IntegralEnvision / integral

Package for Integral functions
https://integralenvision.github.io/integral/
Other
0 stars 0 forks source link

create duplicate identification code #85

Open atyrell3 opened 1 year ago

atyrell3 commented 1 year ago

One common water quality data check is to test whether there are possible duplicate samples in the dataset. If there are duplicate samples, they should be identified and marked as A, B, C, etc. A generic function to apply this check and update the data with the duplicate information if needed would help streamline water quality data processing. I can develop this functionality if people agree that it is a priority.
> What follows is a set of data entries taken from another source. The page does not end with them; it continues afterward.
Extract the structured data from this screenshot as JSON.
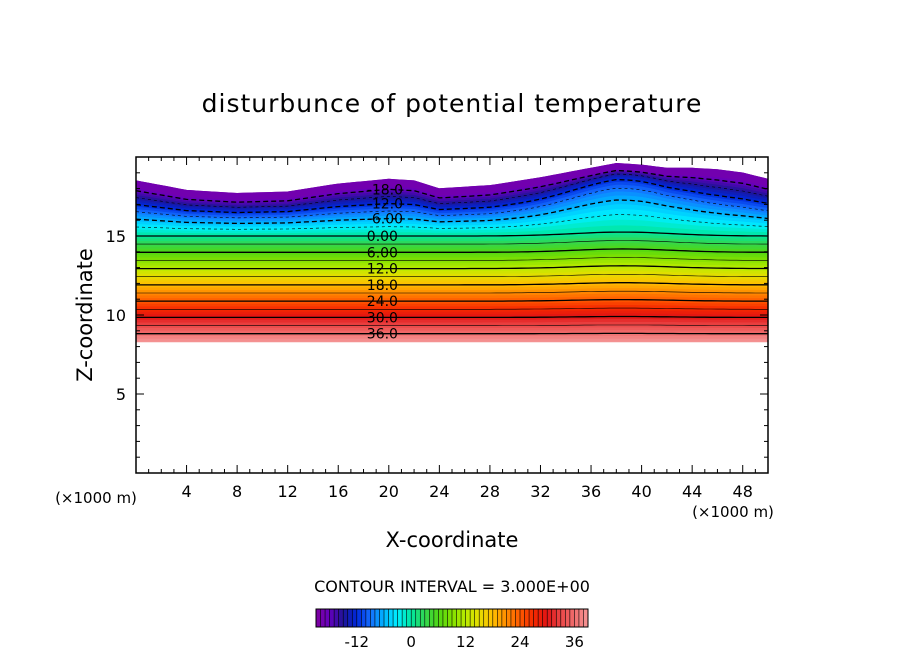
{
  "chart_data": {
    "type": "contour",
    "title": "disturbunce of potential temperature",
    "xlabel": "X-coordinate",
    "ylabel": "Z-coordinate",
    "x_unit": "(×1000 m)",
    "y_unit": "(×1000 m)",
    "xlim": [
      0,
      50
    ],
    "ylim": [
      0,
      20
    ],
    "x_ticks": [
      4,
      8,
      12,
      16,
      20,
      24,
      28,
      32,
      36,
      40,
      44,
      48
    ],
    "y_ticks": [
      5,
      10,
      15
    ],
    "contour_interval_text": "CONTOUR INTERVAL = 3.000E+00",
    "contour_interval": 3.0,
    "field_bottom_z": 8.3,
    "top_boundary": {
      "x": [
        0,
        4,
        8,
        12,
        16,
        20,
        22,
        24,
        28,
        32,
        36,
        38,
        40,
        42,
        44,
        46,
        48,
        50
      ],
      "z": [
        18.5,
        17.9,
        17.7,
        17.8,
        18.3,
        18.6,
        18.5,
        18.0,
        18.2,
        18.7,
        19.3,
        19.6,
        19.5,
        19.3,
        19.3,
        19.2,
        19.0,
        18.6
      ]
    },
    "contour_levels": [
      {
        "value": -18,
        "label": "-18.0",
        "dashed": true
      },
      {
        "value": -12,
        "label": "-12.0",
        "dashed": true
      },
      {
        "value": -6,
        "label": "-6.00",
        "dashed": true
      },
      {
        "value": 0,
        "label": "0.00",
        "dashed": false
      },
      {
        "value": 6,
        "label": "6.00",
        "dashed": false
      },
      {
        "value": 12,
        "label": "12.0",
        "dashed": false
      },
      {
        "value": 18,
        "label": "18.0",
        "dashed": false
      },
      {
        "value": 24,
        "label": "24.0",
        "dashed": false
      },
      {
        "value": 30,
        "label": "30.0",
        "dashed": false
      },
      {
        "value": 36,
        "label": "36.0",
        "dashed": false
      }
    ],
    "contour_label_x": 20,
    "colorbar": {
      "range": [
        -21,
        39
      ],
      "ticks": [
        -12,
        0,
        12,
        24,
        36
      ],
      "tick_labels": [
        "-12",
        "0",
        "12",
        "24",
        "36"
      ]
    },
    "grid": false
  }
}
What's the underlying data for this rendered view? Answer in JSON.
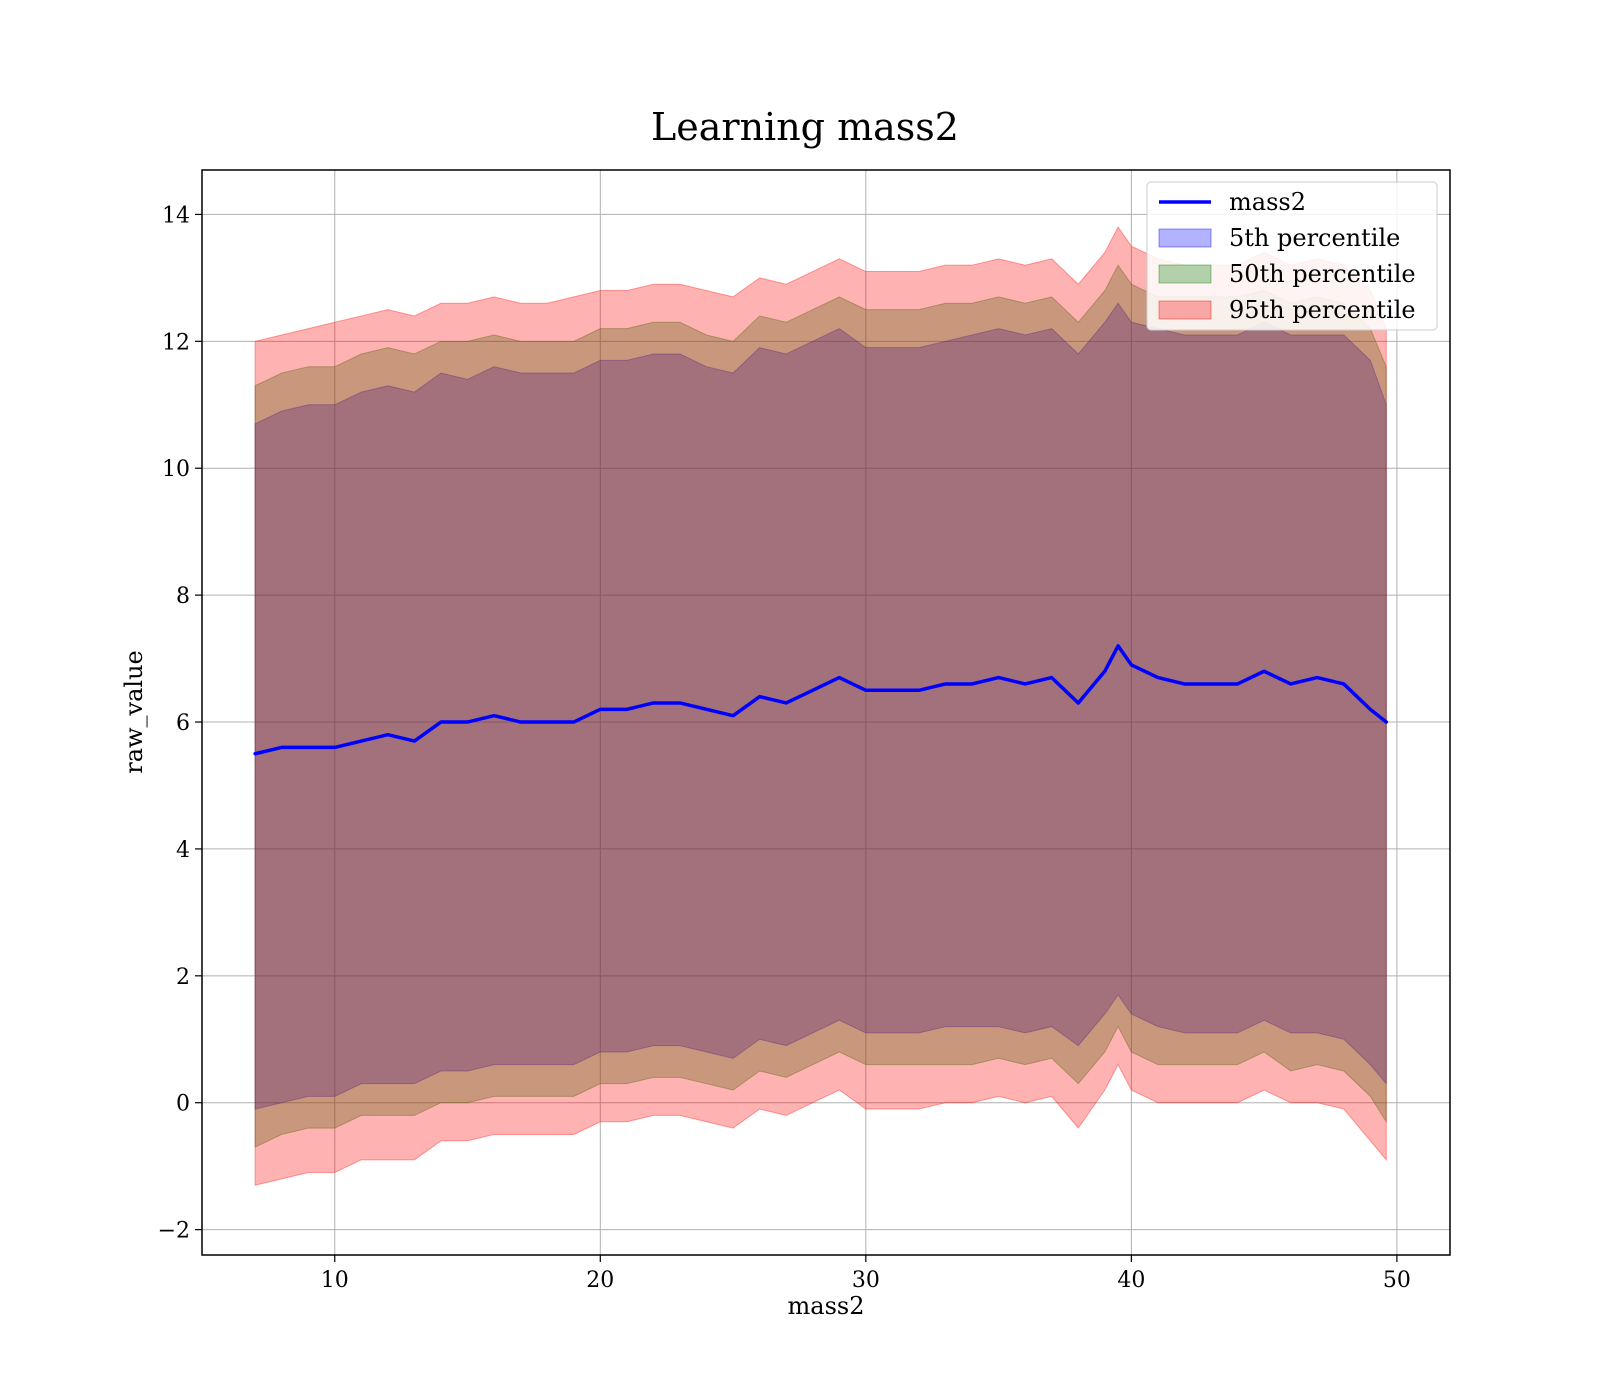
{
  "chart_data": {
    "type": "area",
    "title": "Learning mass2",
    "xlabel": "mass2",
    "ylabel": "raw_value",
    "xlim": [
      5,
      52
    ],
    "ylim": [
      -2.4,
      14.7
    ],
    "xticks": [
      10,
      20,
      30,
      40,
      50
    ],
    "yticks": [
      -2,
      0,
      2,
      4,
      6,
      8,
      10,
      12,
      14
    ],
    "ytick_labels": [
      "−2",
      "0",
      "2",
      "4",
      "6",
      "8",
      "10",
      "12",
      "14"
    ],
    "grid": true,
    "legend_position": "top-right",
    "x": [
      7,
      8,
      9,
      10,
      11,
      12,
      13,
      14,
      15,
      16,
      17,
      18,
      19,
      20,
      21,
      22,
      23,
      24,
      25,
      26,
      27,
      28,
      29,
      30,
      31,
      32,
      33,
      34,
      35,
      36,
      37,
      38,
      39,
      39.5,
      40,
      41,
      42,
      43,
      44,
      45,
      46,
      47,
      48,
      49,
      49.6
    ],
    "series": [
      {
        "name": "mass2",
        "kind": "line",
        "color": "#0000ff",
        "values": [
          5.5,
          5.6,
          5.6,
          5.6,
          5.7,
          5.8,
          5.7,
          6.0,
          6.0,
          6.1,
          6.0,
          6.0,
          6.0,
          6.2,
          6.2,
          6.3,
          6.3,
          6.2,
          6.1,
          6.4,
          6.3,
          6.5,
          6.7,
          6.5,
          6.5,
          6.5,
          6.6,
          6.6,
          6.7,
          6.6,
          6.7,
          6.3,
          6.8,
          7.2,
          6.9,
          6.7,
          6.6,
          6.6,
          6.6,
          6.8,
          6.6,
          6.7,
          6.6,
          6.2,
          6.0
        ]
      },
      {
        "name": "5th percentile",
        "kind": "band",
        "color": "#0000ff",
        "lower": [
          -0.1,
          0.0,
          0.1,
          0.1,
          0.3,
          0.3,
          0.3,
          0.5,
          0.5,
          0.6,
          0.6,
          0.6,
          0.6,
          0.8,
          0.8,
          0.9,
          0.9,
          0.8,
          0.7,
          1.0,
          0.9,
          1.1,
          1.3,
          1.1,
          1.1,
          1.1,
          1.2,
          1.2,
          1.2,
          1.1,
          1.2,
          0.9,
          1.4,
          1.7,
          1.4,
          1.2,
          1.1,
          1.1,
          1.1,
          1.3,
          1.1,
          1.1,
          1.0,
          0.6,
          0.3
        ],
        "upper": [
          10.7,
          10.9,
          11.0,
          11.0,
          11.2,
          11.3,
          11.2,
          11.5,
          11.4,
          11.6,
          11.5,
          11.5,
          11.5,
          11.7,
          11.7,
          11.8,
          11.8,
          11.6,
          11.5,
          11.9,
          11.8,
          12.0,
          12.2,
          11.9,
          11.9,
          11.9,
          12.0,
          12.1,
          12.2,
          12.1,
          12.2,
          11.8,
          12.3,
          12.6,
          12.3,
          12.2,
          12.1,
          12.1,
          12.1,
          12.3,
          12.1,
          12.1,
          12.1,
          11.7,
          11.0
        ]
      },
      {
        "name": "50th percentile",
        "kind": "band",
        "color": "#008000",
        "lower": [
          -0.7,
          -0.5,
          -0.4,
          -0.4,
          -0.2,
          -0.2,
          -0.2,
          0.0,
          0.0,
          0.1,
          0.1,
          0.1,
          0.1,
          0.3,
          0.3,
          0.4,
          0.4,
          0.3,
          0.2,
          0.5,
          0.4,
          0.6,
          0.8,
          0.6,
          0.6,
          0.6,
          0.6,
          0.6,
          0.7,
          0.6,
          0.7,
          0.3,
          0.8,
          1.2,
          0.8,
          0.6,
          0.6,
          0.6,
          0.6,
          0.8,
          0.5,
          0.6,
          0.5,
          0.1,
          -0.3
        ],
        "upper": [
          11.3,
          11.5,
          11.6,
          11.6,
          11.8,
          11.9,
          11.8,
          12.0,
          12.0,
          12.1,
          12.0,
          12.0,
          12.0,
          12.2,
          12.2,
          12.3,
          12.3,
          12.1,
          12.0,
          12.4,
          12.3,
          12.5,
          12.7,
          12.5,
          12.5,
          12.5,
          12.6,
          12.6,
          12.7,
          12.6,
          12.7,
          12.3,
          12.8,
          13.2,
          12.9,
          12.7,
          12.7,
          12.7,
          12.7,
          12.8,
          12.6,
          12.7,
          12.6,
          12.2,
          11.6
        ]
      },
      {
        "name": "95th percentile",
        "kind": "band",
        "color": "#ff0000",
        "lower": [
          -1.3,
          -1.2,
          -1.1,
          -1.1,
          -0.9,
          -0.9,
          -0.9,
          -0.6,
          -0.6,
          -0.5,
          -0.5,
          -0.5,
          -0.5,
          -0.3,
          -0.3,
          -0.2,
          -0.2,
          -0.3,
          -0.4,
          -0.1,
          -0.2,
          0.0,
          0.2,
          -0.1,
          -0.1,
          -0.1,
          0.0,
          0.0,
          0.1,
          0.0,
          0.1,
          -0.4,
          0.2,
          0.6,
          0.2,
          0.0,
          0.0,
          0.0,
          0.0,
          0.2,
          0.0,
          0.0,
          -0.1,
          -0.6,
          -0.9
        ],
        "upper": [
          12.0,
          12.1,
          12.2,
          12.3,
          12.4,
          12.5,
          12.4,
          12.6,
          12.6,
          12.7,
          12.6,
          12.6,
          12.7,
          12.8,
          12.8,
          12.9,
          12.9,
          12.8,
          12.7,
          13.0,
          12.9,
          13.1,
          13.3,
          13.1,
          13.1,
          13.1,
          13.2,
          13.2,
          13.3,
          13.2,
          13.3,
          12.9,
          13.4,
          13.8,
          13.5,
          13.3,
          13.2,
          13.2,
          13.2,
          13.4,
          13.2,
          13.3,
          13.2,
          12.8,
          12.2
        ]
      }
    ]
  }
}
jzadra commented 1 year ago

@mparslow-integral is this data quality check something that will be in the integrity tool we are developing as part of TWG?

jzadra commented 1 year ago

@atyrell3 What is the reason for the duplicates in this case? Are the duplicates true duplicates (data errors) or are they from repeated samples?

mparslow-integral commented 1 year ago

@jzadra @atyrell3 We would check for it in the integrity checker but not just blindly add the a, b, c unless we knew they were true duplicates. Could be configured by user to add the a, b, c though

kheal commented 1 year ago

Regardless if it in the integrity checker, this would be super helpful as an R function - this is something that several of us do often.

jzadra commented 1 year ago

Sounds good, feel free to do a PR @atyrell3 !

jzadra commented 1 year ago

There is a base R function, make.unique(), that does this (except it uses numerals instead of letters).